Odpowiedzialność za Kościół
„Współdziałanie z Chrystusem to zadanie całego Ludu Bożego, wszystkich ochrzczonych” – pisał kard. Stefan Wyszyński. Podkreślał nawet, że człowiek przestaje być świeckim, gdy otrzymuje chrzest. Apelował, by mimo trudnych czasów, gdy władza walczy z Kościołem, nie uchylać się od odpowiedzialności i stawać mężnie po stronie wiary. „Pomagajcie w każdy dostępny dla was sposób!” – wołał wielokrotnie kardynał.

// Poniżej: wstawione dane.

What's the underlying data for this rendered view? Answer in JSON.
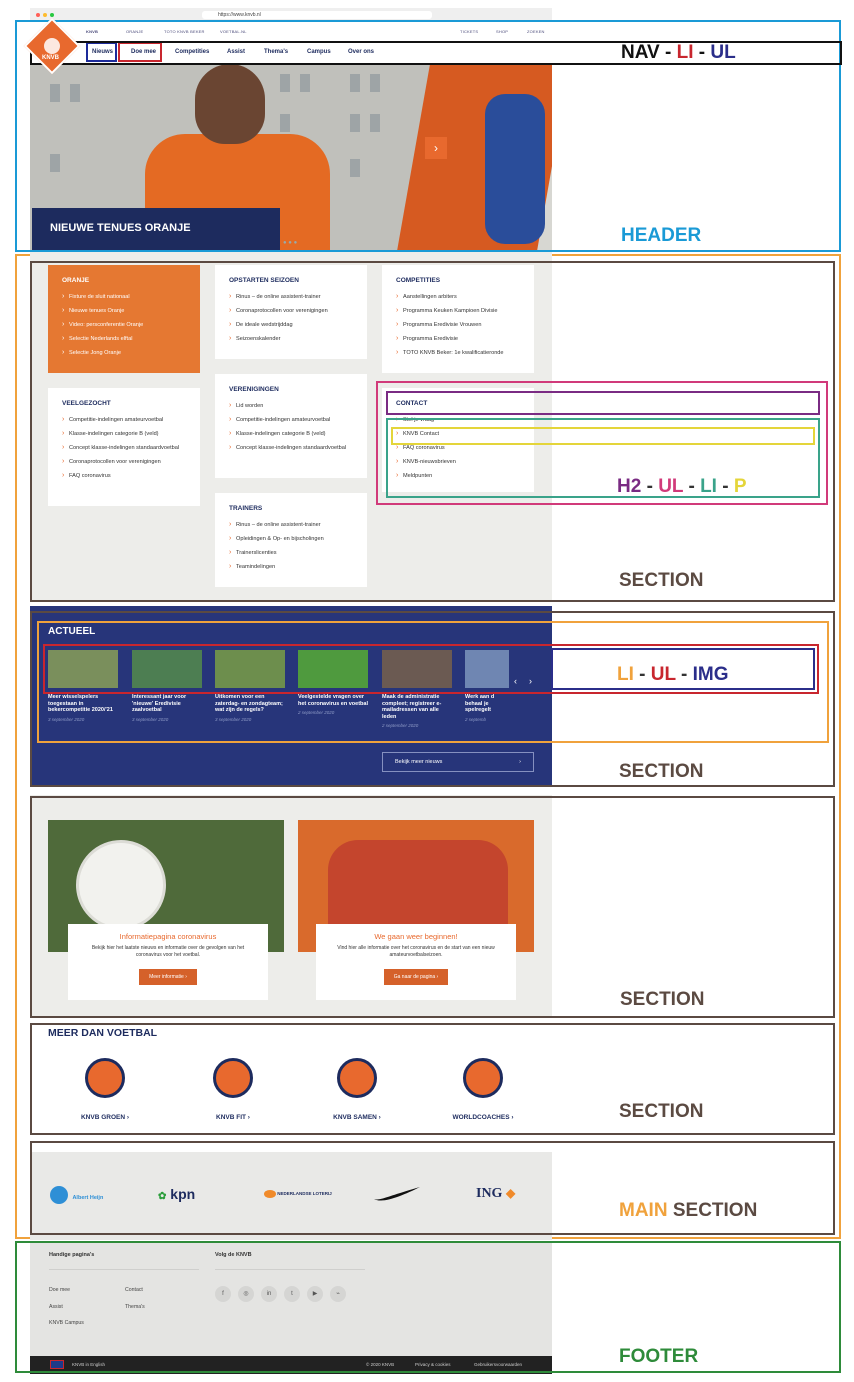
{
  "browser": {
    "url": "https://www.knvb.nl"
  },
  "topbar": {
    "items": [
      "KNVB",
      "ORANJE",
      "TOTO KNVB BEKER",
      "VOETBAL.NL"
    ],
    "right": [
      "TICKETS",
      "SHOP",
      "ZOEKEN"
    ]
  },
  "logo": {
    "text": "KNVB"
  },
  "nav": {
    "items": [
      "Nieuws",
      "Doe mee",
      "Competities",
      "Assist",
      "Thema's",
      "Campus",
      "Over ons"
    ]
  },
  "hero": {
    "caption": "NIEUWE TENUES ORANJE",
    "next": "›",
    "dots": "● ● ●"
  },
  "annotations": {
    "nav": "NAV - LI - UL",
    "nav_a": "NAV -",
    "nav_b": "LI",
    "nav_c": "-",
    "nav_d": "UL",
    "header": "HEADER",
    "h2_a": "H2",
    "h2_b": "-",
    "h2_c": "UL",
    "h2_d": "-",
    "h2_e": "LI",
    "h2_f": "-",
    "h2_g": "P",
    "section": "SECTION",
    "li_a": "LI",
    "li_b": "-",
    "li_c": "UL",
    "li_d": "-",
    "li_e": "IMG",
    "main_a": "MAIN",
    "main_b": "SECTION",
    "footer": "FOOTER"
  },
  "section1": {
    "badge": "Actueel",
    "oranje": {
      "title": "ORANJE",
      "items": [
        "Fixture de sluit nationaal",
        "Nieuwe tenues Oranje",
        "Video: persconferentie Oranje",
        "Selectie Nederlands elftal",
        "Selectie Jong Oranje"
      ]
    },
    "opstarten": {
      "title": "OPSTARTEN SEIZOEN",
      "items": [
        "Rinus – de online assistent-trainer",
        "Coronaprotocollen voor verenigingen",
        "De ideale wedstrijddag",
        "Seizoenskalender"
      ]
    },
    "competities": {
      "title": "COMPETITIES",
      "items": [
        "Aanstellingen arbiters",
        "Programma Keuken Kampioen Divisie",
        "Programma Eredivisie Vrouwen",
        "Programma Eredivisie",
        "TOTO KNVB Beker: 1e kwalificatieronde"
      ]
    },
    "veelgezocht": {
      "title": "VEELGEZOCHT",
      "items": [
        "Competitie-indelingen amateurvoetbal",
        "Klasse-indelingen categorie B (veld)",
        "Concept klasse-indelingen standaardvoetbal",
        "Coronaprotocollen voor verenigingen",
        "FAQ coronavirus"
      ]
    },
    "verenigingen": {
      "title": "VERENIGINGEN",
      "items": [
        "Lid worden",
        "Competitie-indelingen amateurvoetbal",
        "Klasse-indelingen categorie B (veld)",
        "Concept klasse-indelingen standaardvoetbal"
      ]
    },
    "contact": {
      "title": "CONTACT",
      "items": [
        "Stel je vraag",
        "KNVB Contact",
        "FAQ coronavirus",
        "KNVB-nieuwsbrieven",
        "Meldpunten"
      ]
    },
    "trainers": {
      "title": "TRAINERS",
      "items": [
        "Rinus – de online assistent-trainer",
        "Opleidingen & Op- en bijscholingen",
        "Trainerslicenties",
        "Teamindelingen"
      ]
    }
  },
  "actueel": {
    "title": "ACTUEEL",
    "items": [
      {
        "title": "Meer wisselspelers toegestaan in bekercompetitie 2020/'21",
        "date": "3 september 2020"
      },
      {
        "title": "Interessant jaar voor 'nieuwe' Eredivisie zaalvoetbal",
        "date": "3 september 2020"
      },
      {
        "title": "Uitkomen voor een zaterdag- en zondagteam; wat zijn de regels?",
        "date": "3 september 2020"
      },
      {
        "title": "Veelgestelde vragen over het coronavirus en voetbal",
        "date": "2 september 2020"
      },
      {
        "title": "Maak de administratie compleet; registreer e-mailadressen van alle leden",
        "date": "2 september 2020"
      },
      {
        "title": "Werk aan d behaal je spelregelt",
        "date": "2 septemb"
      }
    ],
    "prev": "‹",
    "next": "›",
    "more": "Bekijk meer nieuws",
    "more_arrow": "›"
  },
  "info": {
    "corona": {
      "title": "Informatiepagina coronavirus",
      "text": "Bekijk hier het laatste nieuws en informatie over de gevolgen van het coronavirus voor het voetbal.",
      "button": "Meer informatie  ›"
    },
    "restart": {
      "title": "We gaan weer beginnen!",
      "text": "Vind hier alle informatie over het coronavirus en de start van een nieuw amateurvoetbalseizoen.",
      "button": "Ga naar de pagina  ›"
    }
  },
  "meer": {
    "title": "MEER DAN VOETBAL",
    "items": [
      "KNVB GROEN  ›",
      "KNVB FIT  ›",
      "KNVB SAMEN  ›",
      "WORLDCOACHES  ›"
    ]
  },
  "sponsors": {
    "ah": "Albert Heijn",
    "kpn": "kpn",
    "loterij": "NEDERLANDSE LOTERIJ",
    "ing": "ING"
  },
  "footer": {
    "handige": "Handige pagina's",
    "volg": "Volg de KNVB",
    "links": [
      "Doe mee",
      "Assist",
      "KNVB Campus",
      "Contact",
      "Thema's"
    ],
    "social": [
      "f",
      "◎",
      "in",
      "t",
      "▶",
      "⌁"
    ],
    "english": "KNVB in English",
    "copyright": "© 2020 KNVB",
    "privacy": "Privacy & cookies",
    "terms": "Gebruikersvoorwaarden"
  },
  "colors": {
    "navy": "#1d2b5e",
    "orange": "#e8692e",
    "header_box": "#1a9ad6",
    "main_box": "#f0a23c",
    "section_box": "#5b4a42",
    "footer_box": "#2e8b3a"
  }
}
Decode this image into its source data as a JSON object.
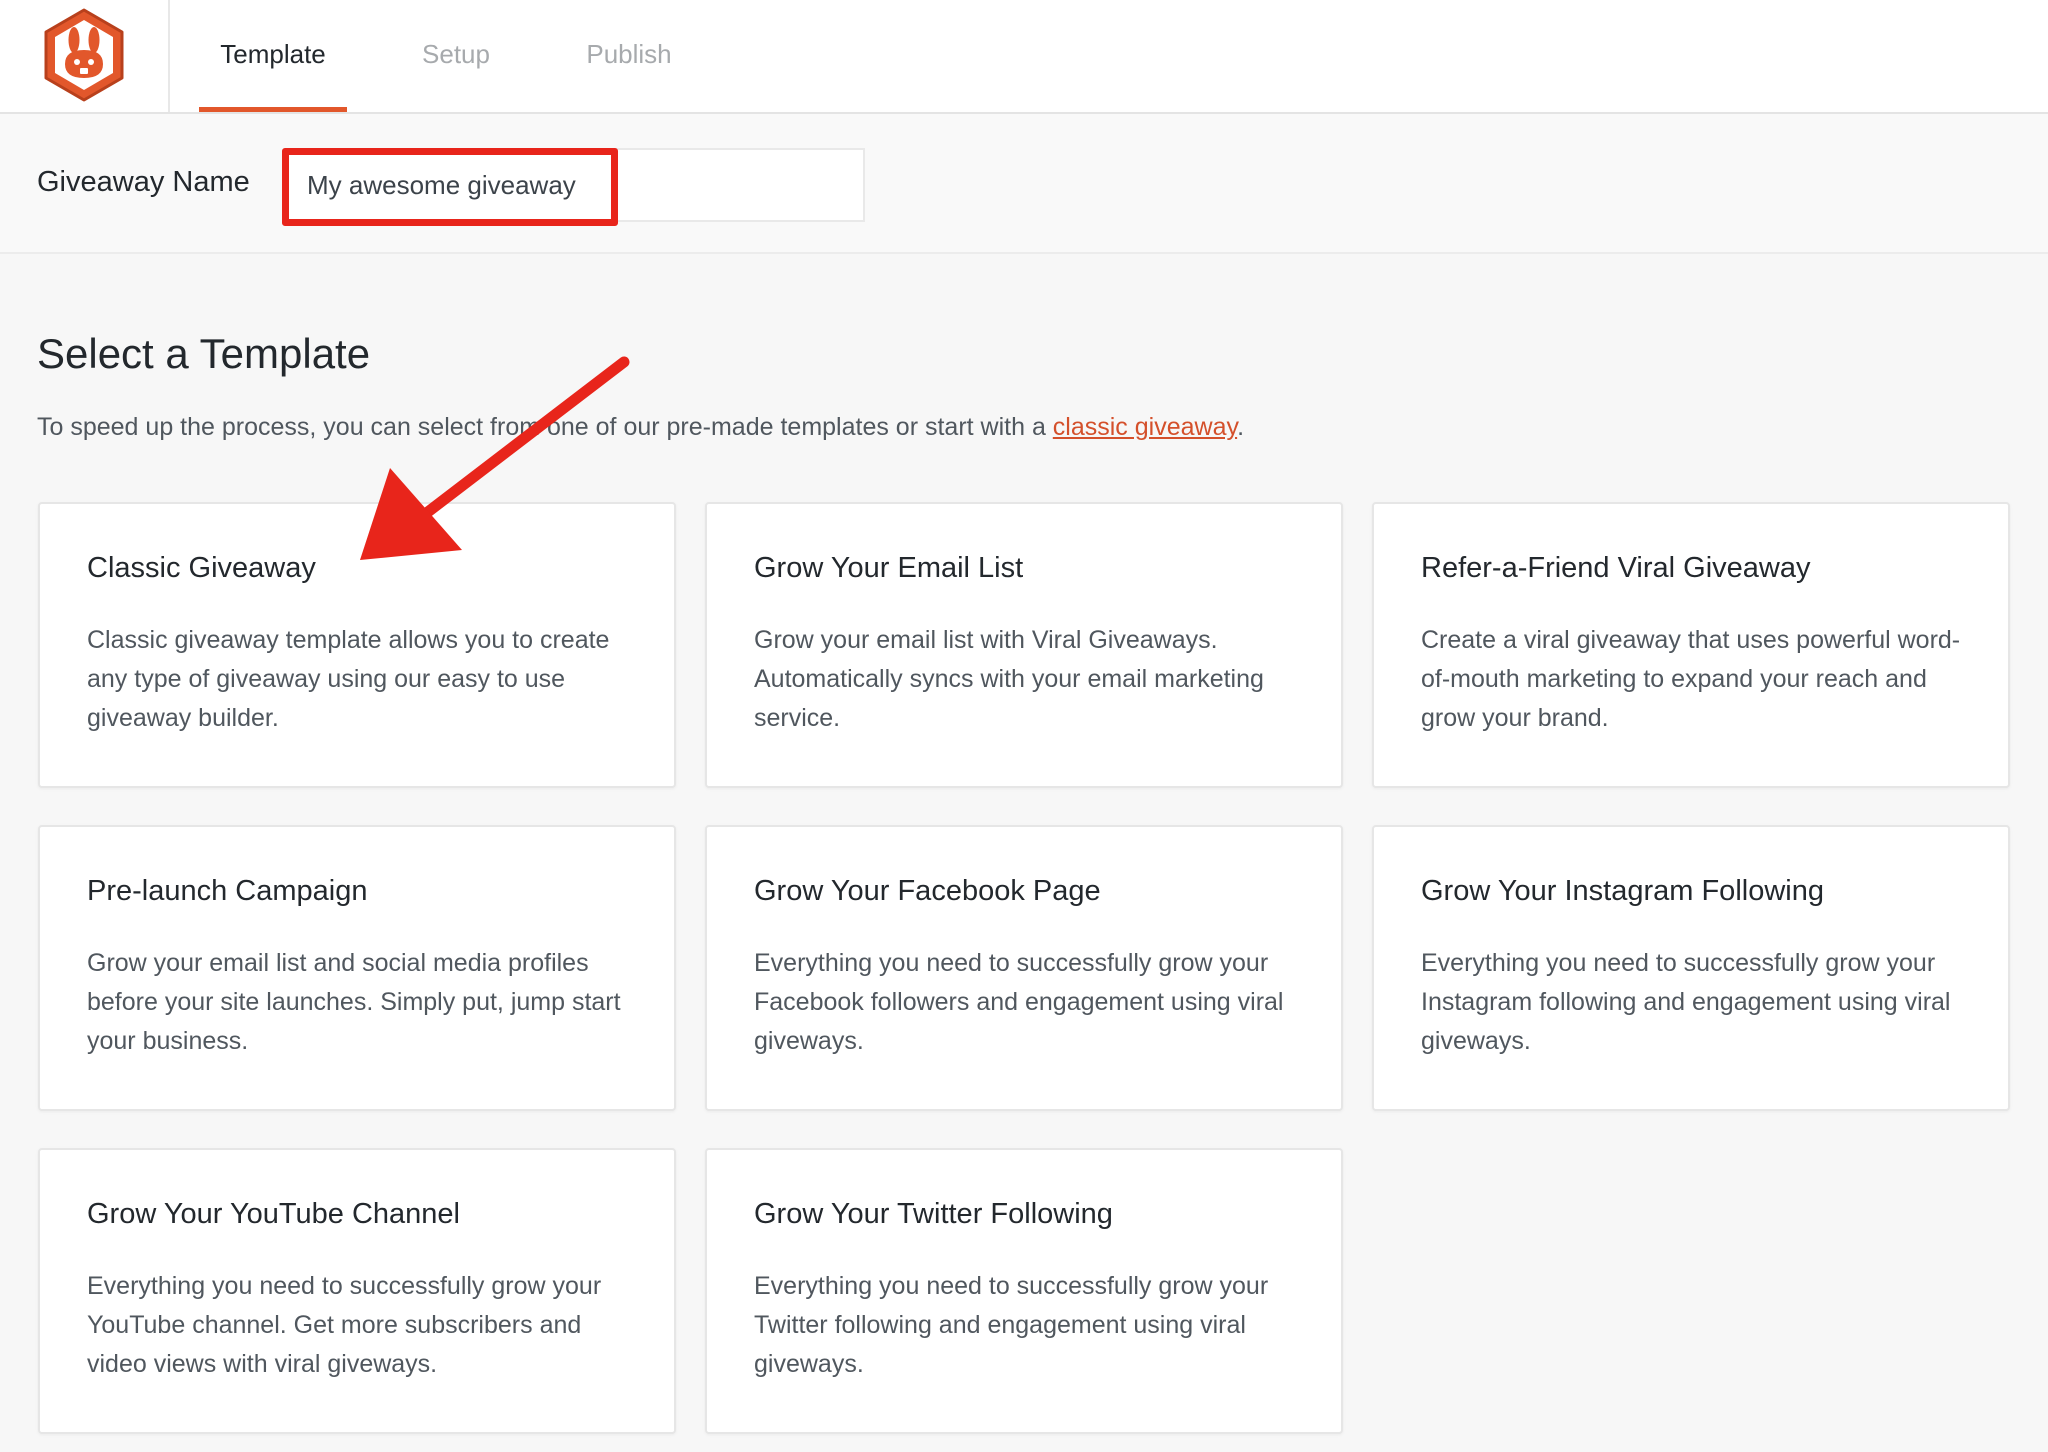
{
  "tabs": [
    {
      "label": "Template",
      "active": true
    },
    {
      "label": "Setup",
      "active": false
    },
    {
      "label": "Publish",
      "active": false
    }
  ],
  "giveaway_name": {
    "label": "Giveaway Name",
    "value": "My awesome giveaway"
  },
  "section": {
    "title": "Select a Template",
    "desc_before": "To speed up the process, you can select from one of our pre-made templates or start with a ",
    "desc_link": "classic giveaway",
    "desc_after": "."
  },
  "templates": [
    {
      "title": "Classic Giveaway",
      "desc": "Classic giveaway template allows you to create any type of giveaway using our easy to use giveaway builder."
    },
    {
      "title": "Grow Your Email List",
      "desc": "Grow your email list with Viral Giveaways. Automatically syncs with your email marketing service."
    },
    {
      "title": "Refer-a-Friend Viral Giveaway",
      "desc": "Create a viral giveaway that uses powerful word-of-mouth marketing to expand your reach and grow your brand."
    },
    {
      "title": "Pre-launch Campaign",
      "desc": "Grow your email list and social media profiles before your site launches. Simply put, jump start your business."
    },
    {
      "title": "Grow Your Facebook Page",
      "desc": "Everything you need to successfully grow your Facebook followers and engagement using viral giveways."
    },
    {
      "title": "Grow Your Instagram Following",
      "desc": "Everything you need to successfully grow your Instagram following and engagement using viral giveways."
    },
    {
      "title": "Grow Your YouTube Channel",
      "desc": "Everything you need to successfully grow your YouTube channel. Get more subscribers and video views with viral giveways."
    },
    {
      "title": "Grow Your Twitter Following",
      "desc": "Everything you need to successfully grow your Twitter following and engagement using viral giveways."
    }
  ],
  "icons": {
    "logo": "rabbit-hexagon-logo",
    "annotation_arrow": "red-arrow-icon"
  },
  "colors": {
    "brand": "#e2572b",
    "link": "#d4502b",
    "annotation": "#e8251b"
  }
}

„Mieć świadomość odpowiedzialności za Kościół. Może niekiedy nasi katolicy świeccy zbyt wygodnie się poustawiali uważając, że o Kościół mają się troszczyć jedynie biskupi i księża, a my będziemy dalej handlowali, załatwiali swoje drobne, małe sprawki, aby jakoś przeżyć, schować się, zamilknąć, niekiedy udawać nawet niewierzącego w przekonaniu, że Kościół sobie jakoś tam poradzi. Skoro Kościół trwa w Polsce dziesięć wieków, to po co ja się mam narażać? Takich ludzi jest w Polsce dużo. Kościół się obroni, to prawda, ale nie zwalnia nas ona z odpowiedzialności za Kościół. Czy wierzycie, czy nie wierzycie, czy żyjecie w osobistym wyrachowaniu, czy też może włączacie się w sprawy Kościoła, wy wszyscy jesteście za niego odpowiedzialni. Czy Kościół wypełni swoje zadanie na tym świecie, to zależy nie tylko od gorliwości biskupów i kapłanów, ale i od was, od każdego z was. W Polsce wymaga to od nas wszystkich czujności” – mówił Prymas Tysiąclecia.